The 2nd defendant attacked the objection by saying that the plaintiff had failed to state what law he relied upon on his preliminary objection. He further said that there were two sets of agreement and both contained arbitration clause. That the 2nd defendant is not a party to first set of agreement under which the present suit was brought but that agreement was between plaintiff and the sub contractor, accordingly when the 2nd defendant filed its defence it denied amongst others, the agreement hereof. What occurred after the filing of that defence, counsel said, was that the 1st defendant gave a notice of claim to 2nd defendant and that notice brought the contract between them into play upon which they will be seeking stay pending arbitration.

The plaintiff’s counsel in final response said that it matters not what contracts are invoked but that the 2nd defendant has admitted the jurisdiction of this court.

Those are the arguments presented before me. The court wishes to remind the plaintiff that a preliminary objection ought to only be taken on a point of law and it is raised on the basis that the facts are not in dispute.

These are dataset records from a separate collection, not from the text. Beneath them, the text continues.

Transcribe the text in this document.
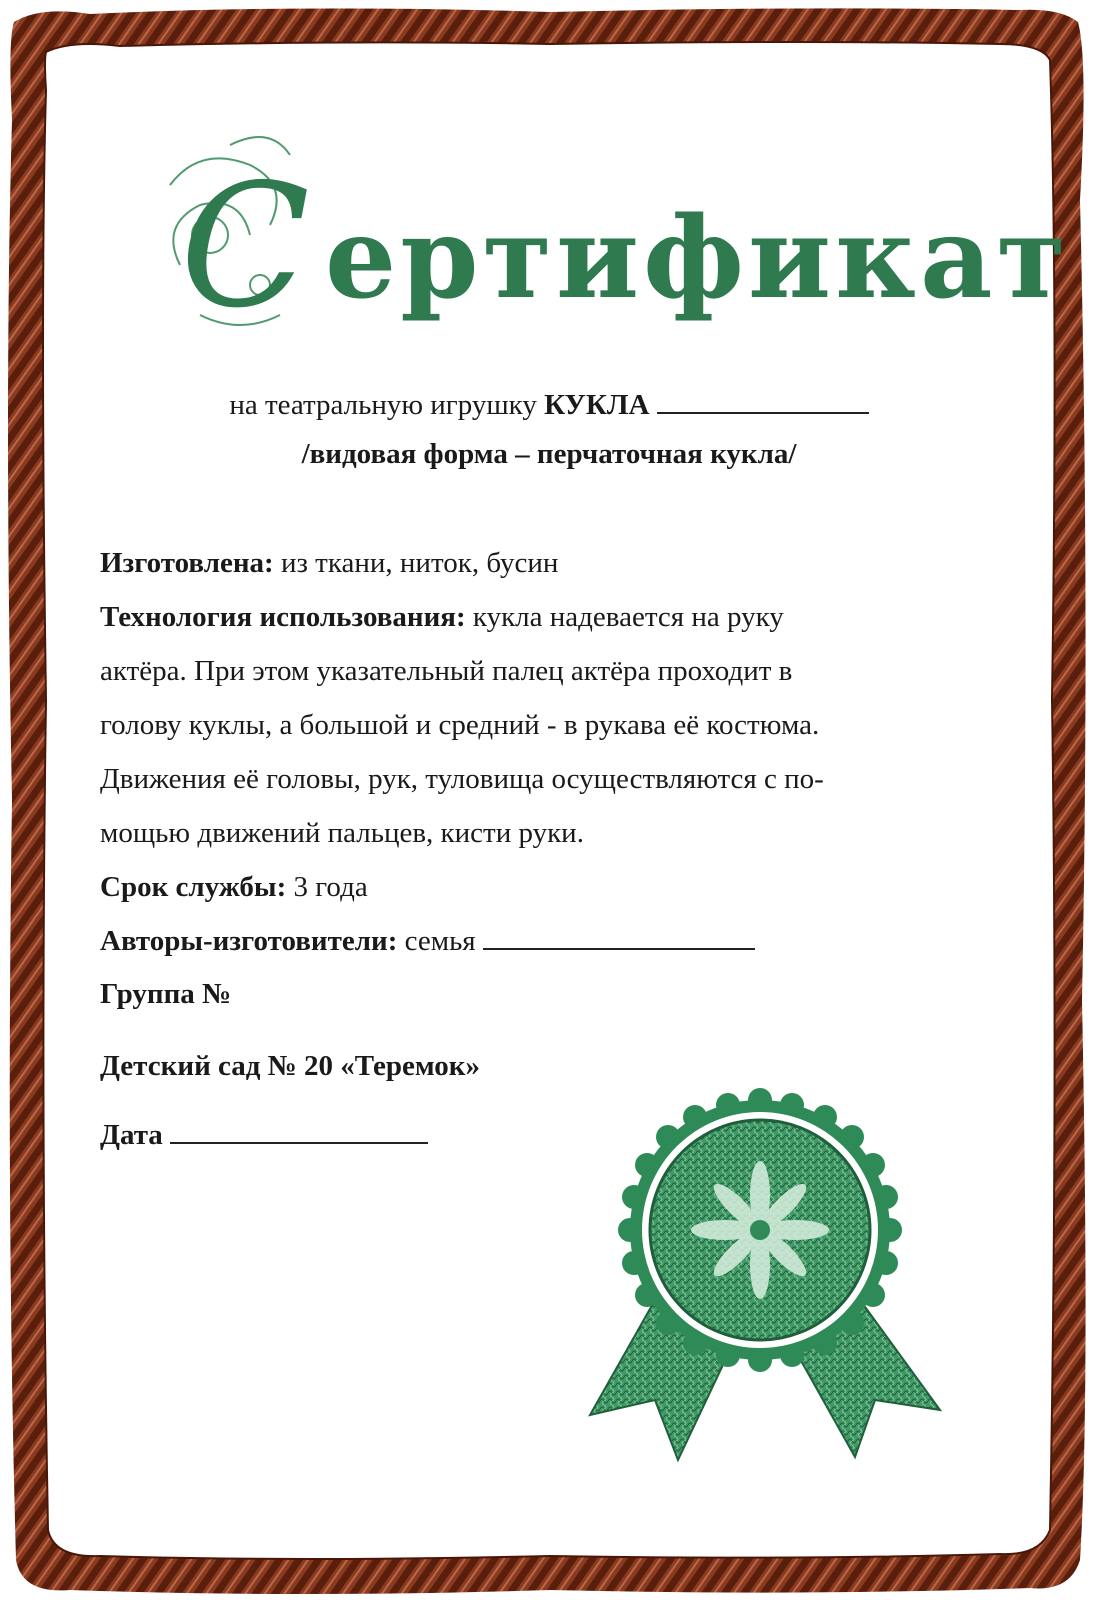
С ертификат
на театральную игрушку КУКЛА
/видовая форма – перчаточная кукла/

Изготовлена: из ткани, ниток, бусин

Технология использования: кукла надевается на руку

актёра. При этом указательный палец актёра проходит в

голову куклы, а большой и средний - в рукава её костюма.

Движения её головы, рук, туловища осуществляются с по-

мощью движений пальцев, кисти руки.

Срок службы: 3 года

Авторы-изготовители: семья

Группа №
Детский сад № 20 «Теремок»
Дата
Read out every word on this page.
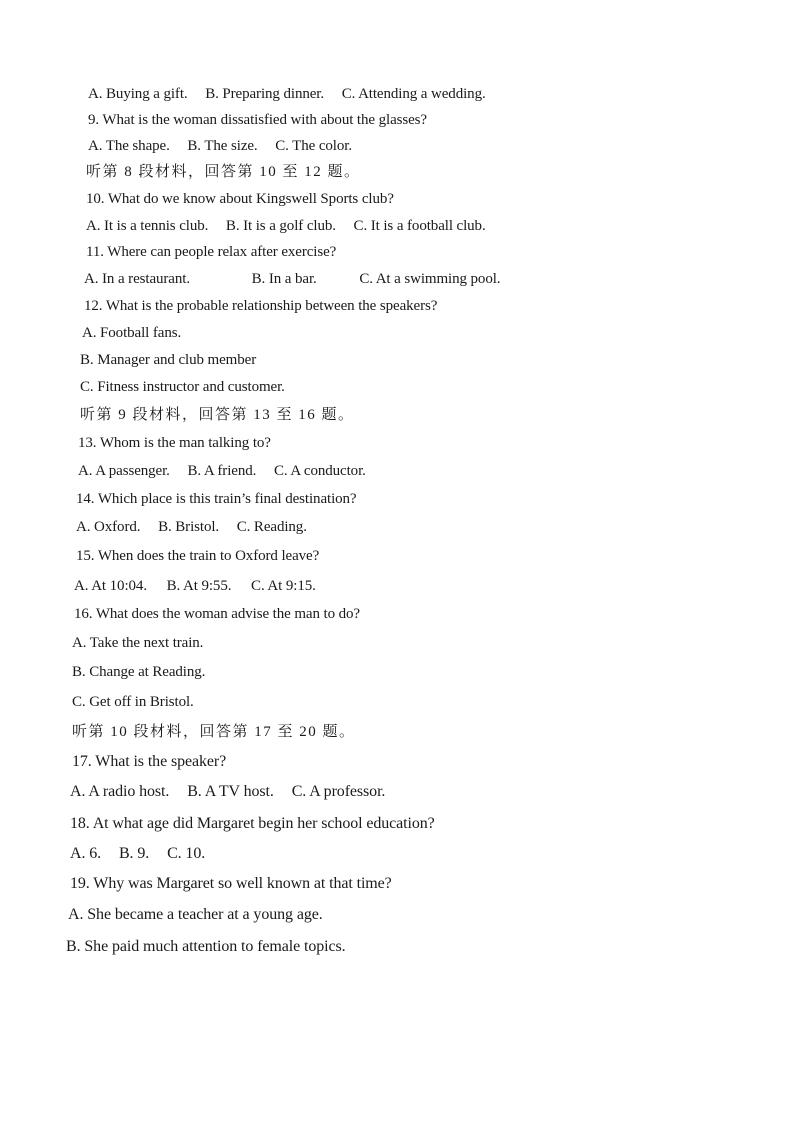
A. Buying a gift. B. Preparing dinner. C. Attending a wedding.
9. What is the woman dissatisfied with about the glasses?
A. The shape. B. The size. C. The color.
听第 8 段材料，回答第 10 至 12 题。
10. What do we know about Kingswell Sports club?
A. It is a tennis club. B. It is a golf club. C. It is a football club.
11. Where can people relax after exercise?
A. In a restaurant.	B. In a bar.	C. At a swimming pool.
12. What is the probable relationship between the speakers?
A. Football fans.
B. Manager and club member
C. Fitness instructor and customer.
听第 9 段材料，回答第 13 至 16 题。
13. Whom is the man talking to?
A. A passenger. B. A friend. C. A conductor.
14. Which place is this train’s final destination?
A. Oxford. B. Bristol. C. Reading.
15. When does the train to Oxford leave?
A. At 10:04. B. At 9:55. C. At 9:15.
16. What does the woman advise the man to do?
A. Take the next train.
B. Change at Reading.
C. Get off in Bristol.
听第 10 段材料，回答第 17 至 20 题。
17. What is the speaker?
A. A radio host. B. A TV host. C. A professor.
18. At what age did Margaret begin her school education?
A. 6. B. 9. C. 10.
19. Why was Margaret so well known at that time?
A. She became a teacher at a young age.
B. She paid much attention to female topics.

The 2nd defendant relied on the case of OMINO V LACJI MEGHJI PATEL & COL LTD (1995 – 1998) I E.A. 264 and relied on a pertinent portion:

“When an application under section 6 (1) of the Act is made by a party to an arbitration agreement, it is incumbent upon the court to which such an application is made to deal with it so as to discover whether or not a dispute or difference arises within the arbitration agreement for if it does it is for the opposing party to show cause why effect should not be given to the agreement.”

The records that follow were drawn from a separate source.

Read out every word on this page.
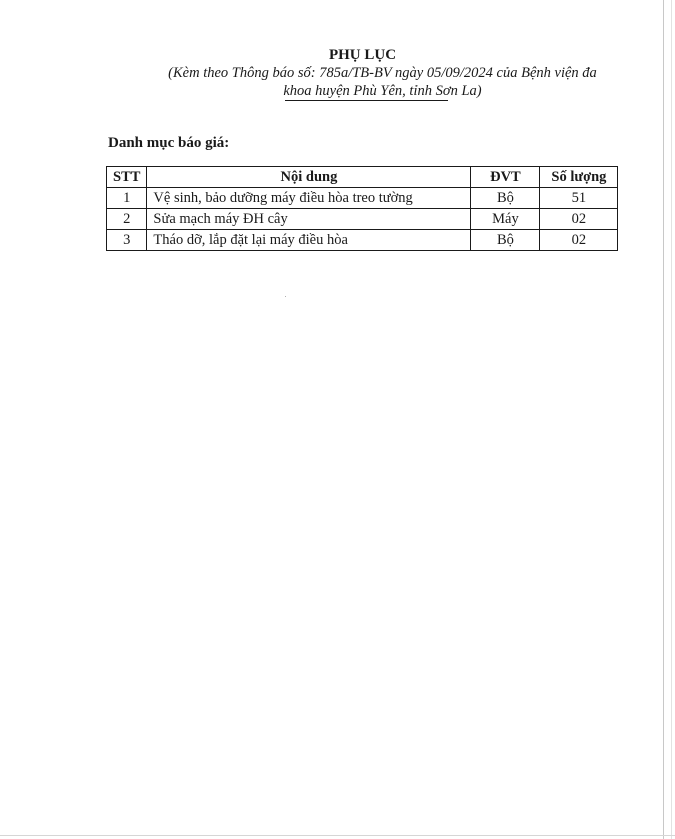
PHỤ LỤC
(Kèm theo Thông báo số: 785a/TB-BV ngày 05/09/2024 của Bệnh viện đa
khoa huyện Phù Yên, tỉnh Sơn La)
Danh mục báo giá:
STT	Nội dung	ĐVT	Số lượng
1	Vệ sinh, bảo dưỡng máy điều hòa treo tường	Bộ	51
2	Sửa mạch máy ĐH cây	Máy	02
3	Tháo dỡ, lắp đặt lại máy điều hòa	Bộ	02
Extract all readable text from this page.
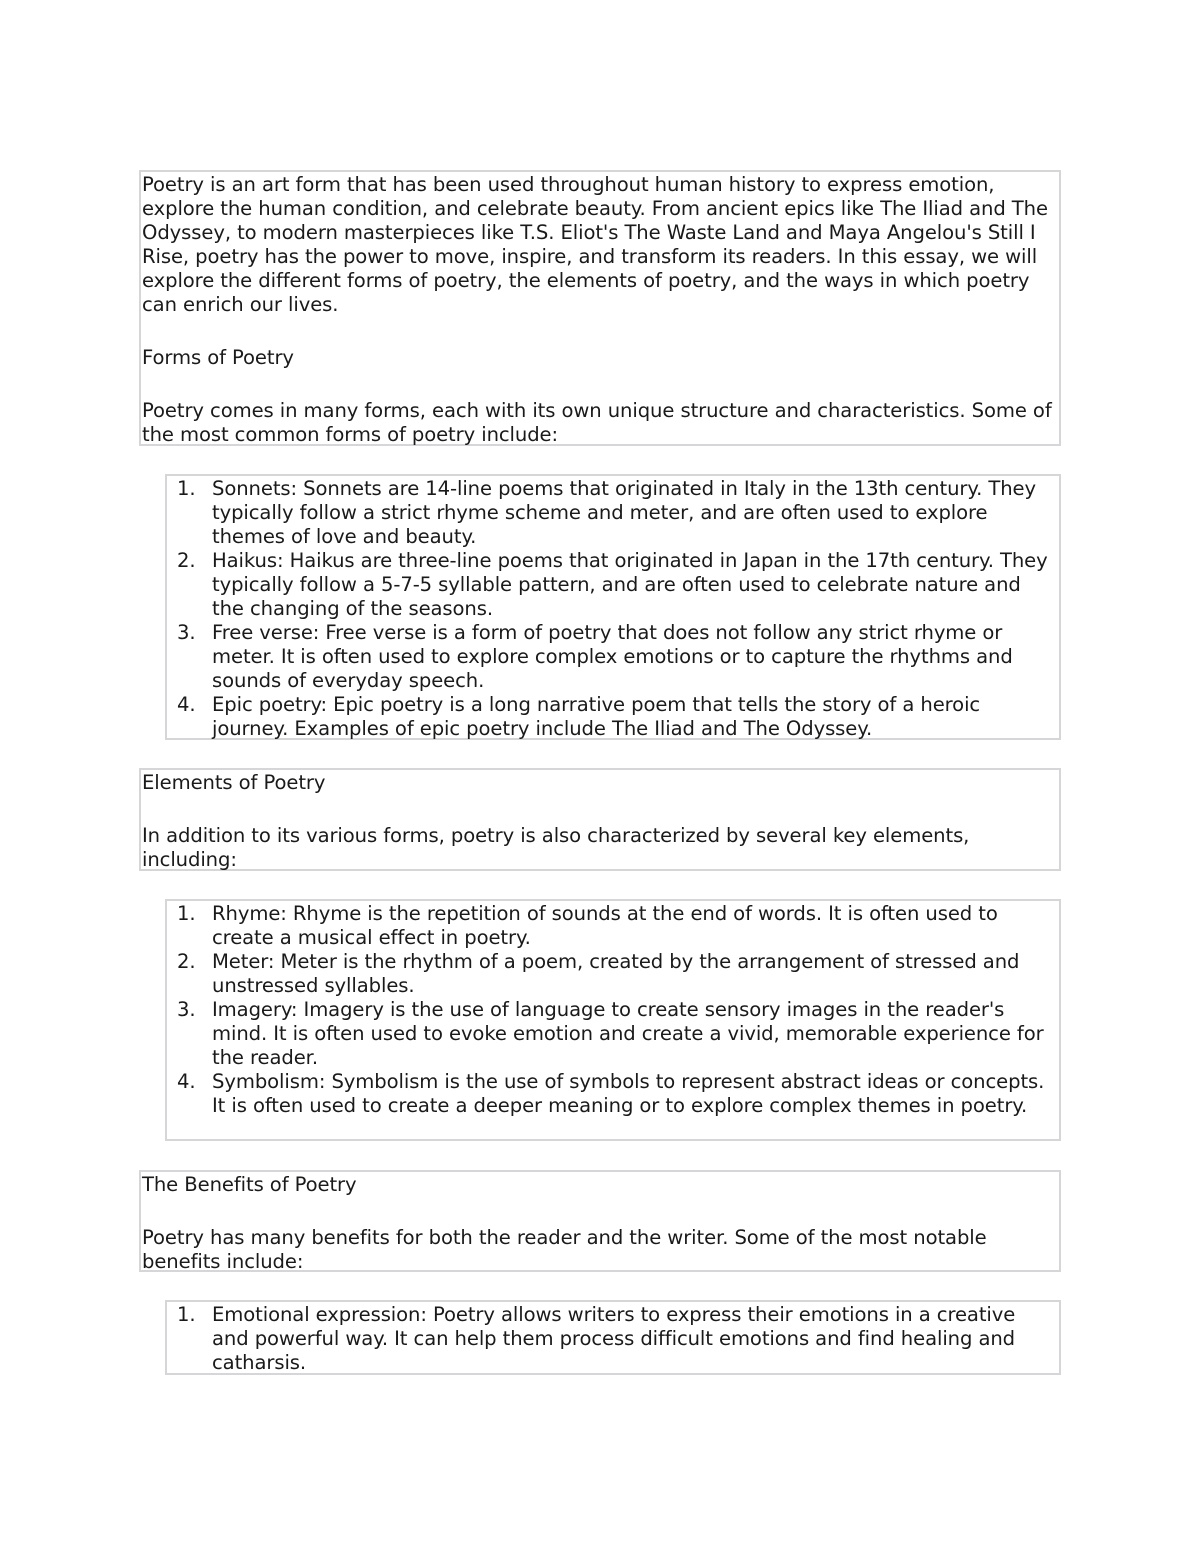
Poetry is an art form that has been used throughout human history to express emotion, explore the human condition, and celebrate beauty. From ancient epics like The Iliad and The Odyssey, to modern masterpieces like T.S. Eliot's The Waste Land and Maya Angelou's Still I Rise, poetry has the power to move, inspire, and transform its readers. In this essay, we will explore the different forms of poetry, the elements of poetry, and the ways in which poetry can enrich our lives.

Forms of Poetry

Poetry comes in many forms, each with its own unique structure and characteristics. Some of the most common forms of poetry include:

1. Sonnets: Sonnets are 14-line poems that originated in Italy in the 13th century. They typically follow a strict rhyme scheme and meter, and are often used to explore themes of love and beauty.
2. Haikus: Haikus are three-line poems that originated in Japan in the 17th century. They typically follow a 5-7-5 syllable pattern, and are often used to celebrate nature and the changing of the seasons.
3. Free verse: Free verse is a form of poetry that does not follow any strict rhyme or meter. It is often used to explore complex emotions or to capture the rhythms and sounds of everyday speech.
4. Epic poetry: Epic poetry is a long narrative poem that tells the story of a heroic journey. Examples of epic poetry include The Iliad and The Odyssey.

Elements of Poetry

In addition to its various forms, poetry is also characterized by several key elements, including:

1. Rhyme: Rhyme is the repetition of sounds at the end of words. It is often used to create a musical effect in poetry.
2. Meter: Meter is the rhythm of a poem, created by the arrangement of stressed and unstressed syllables.
3. Imagery: Imagery is the use of language to create sensory images in the reader's mind. It is often used to evoke emotion and create a vivid, memorable experience for the reader.
4. Symbolism: Symbolism is the use of symbols to represent abstract ideas or concepts. It is often used to create a deeper meaning or to explore complex themes in poetry.

The Benefits of Poetry

Poetry has many benefits for both the reader and the writer. Some of the most notable benefits include:

1. Emotional expression: Poetry allows writers to express their emotions in a creative and powerful way. It can help them process difficult emotions and find healing and catharsis.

That quote I believe is the correct position and for a party to seek by way of preliminary objection to shut out the court examination of such agreements or contracts, with arbitration clause, is I believe wrong.

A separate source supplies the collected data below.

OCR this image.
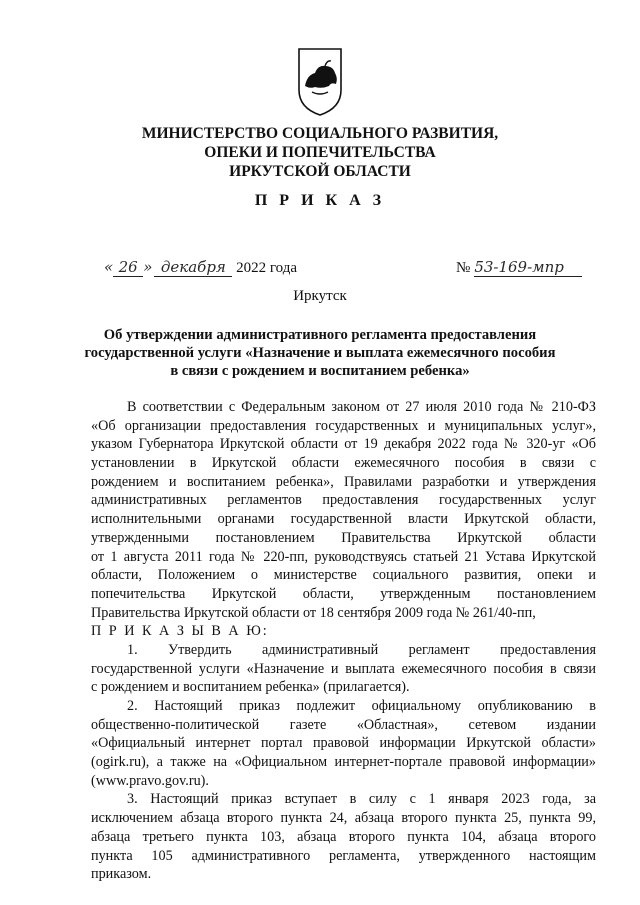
МИНИСТЕРСТВО СОЦИАЛЬНОГО РАЗВИТИЯ,
ОПЕКИ И ПОПЕЧИТЕЛЬСТВА
ИРКУТСКОЙ ОБЛАСТИ
П Р И К А З
« 26 » декабря 2022 года	№ 53-169-мпр
Иркутск
Об утверждении административного регламента предоставления
государственной услуги «Назначение и выплата ежемесячного пособия
в связи с рождением и воспитанием ребенка»
В соответствии с Федеральным законом от 27 июля 2010 года № 210-ФЗ
«Об организации предоставления государственных и муниципальных услуг»,
указом Губернатора Иркутской области от 19 декабря 2022 года № 320-уг «Об
установлении в Иркутской области ежемесячного пособия в связи с
рождением и воспитанием ребенка», Правилами разработки и утверждения
административных регламентов предоставления государственных услуг
исполнительными органами государственной власти Иркутской области,
утвержденными постановлением Правительства Иркутской области
от 1 августа 2011 года № 220-пп, руководствуясь статьей 21 Устава Иркутской
области, Положением о министерстве социального развития, опеки и
попечительства Иркутской области, утвержденным постановлением
Правительства Иркутской области от 18 сентября 2009 года № 261/40-пп,
П Р И К А З Ы В А Ю:
1. Утвердить административный регламент предоставления
государственной услуги «Назначение и выплата ежемесячного пособия в связи
с рождением и воспитанием ребенка» (прилагается).
2. Настоящий приказ подлежит официальному опубликованию в
общественно-политической газете «Областная», сетевом издании
«Официальный интернет портал правовой информации Иркутской области»
(ogirk.ru), а также на «Официальном интернет-портале правовой информации»
(www.pravo.gov.ru).
3. Настоящий приказ вступает в силу с 1 января 2023 года, за
исключением абзаца второго пункта 24, абзаца второго пункта 25, пункта 99,
абзаца третьего пункта 103, абзаца второго пункта 104, абзаца второго
пункта 105 административного регламента, утвержденного настоящим
приказом.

As stated before for a preliminary objection to succeed it ought to be on point of law and on facts that are not disputed the 2nd defendant talked of two contracts, and during the argument of this point the plaintiff’s counsel did attempt to object to the mention of this contract, but resisted when the court, pointed out that if he was objecting that may be a basis of rejecting the preliminary objection.

The issue raised by the plaintiff that the 2nd defendant having accepted this court’s jurisdiction it cannot be heard on its application for stay, I would in turn ask does the court have exclusive jurisdiction. Is it not possible that, yes, the court has jurisdiction but so also that an arbitrator would equally have jurisdiction by virtue of the same contract.

The issues raised about different contracts and on jurisdiction not being exclusive make this matter not suitable one to be decided by way of preliminary objection. I think plaintiff like so man parties of late, rush without first considering the clarity of their objection, by filing a preliminary objection. As a consequence of that objection the plaintiff will not; at the main hearing of the application be entitled to once again raise the issue of jurisdiction.

That being the finding of this court the order of this court is · That the plaintiff’s preliminary objection dated 15th March 2005 is dismissed with costs being awarded to both defendants.

Dated and delivered at NAIROBI this 18th May 2005.